An American told me that he once went a long journey in the same railway carriage with an infirm, hoary old man of eighty, who was accompanied by a girl of scarce more than twenty. This young woman was strikingly beautiful. My American friend admitted to me that the sight of her lovely face had the effect of making him fall quite in love with her before their five days' journey was over. He did not have an opportunity of conversing with her; but on arriving at their destination, he resolved to put up at the same hotel as the old man, so as to perhaps have a chance of making more ample acquaintance with his fair charge. To find out the name of the young girl and her venerable grandfather, he waited to sign his name in the hotel register until the patriarch had inscribed his own. Imagine his feelings when he read:
"Mr. X. and wife."
Here is a joke that I culled from a Washington paper. Is it a joke?
"A bachelor lately advertised for a wife. A typographical error changed his age from 37 to 87; but it made no difference, for he received over 250 applications, from ladies ranging in age from 16 to 60, and all promising love and devotion to the rest of his existence."

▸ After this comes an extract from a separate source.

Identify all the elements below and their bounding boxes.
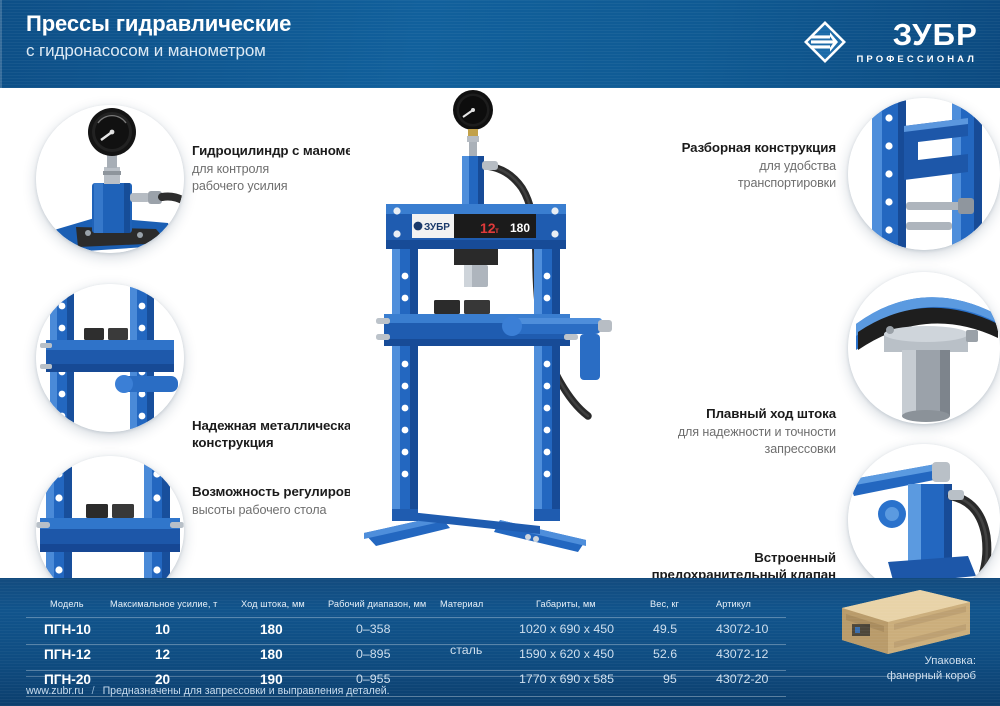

Here is another, which I extract from a comic paper. The author seems to believe that the American mother does not look on such marriages with displeasure:
"Mother.—'So you have engaged yourself to Mr. Jones. You must be a goose. He has neither fortune nor position. I know he may one day be well off; his grandfather may leave him part of his fortune, perhaps.'
"Daughter.—'But, mamma, it is his grandfather I am engaged to.'
"Mother.—'Kiss me, my child; you are an angel!'"
Whatever may be said on the subject, these marriages—I was going to say these prostitutions—are but the exception; but the exception is too frequent to be possible to pass it by in silence.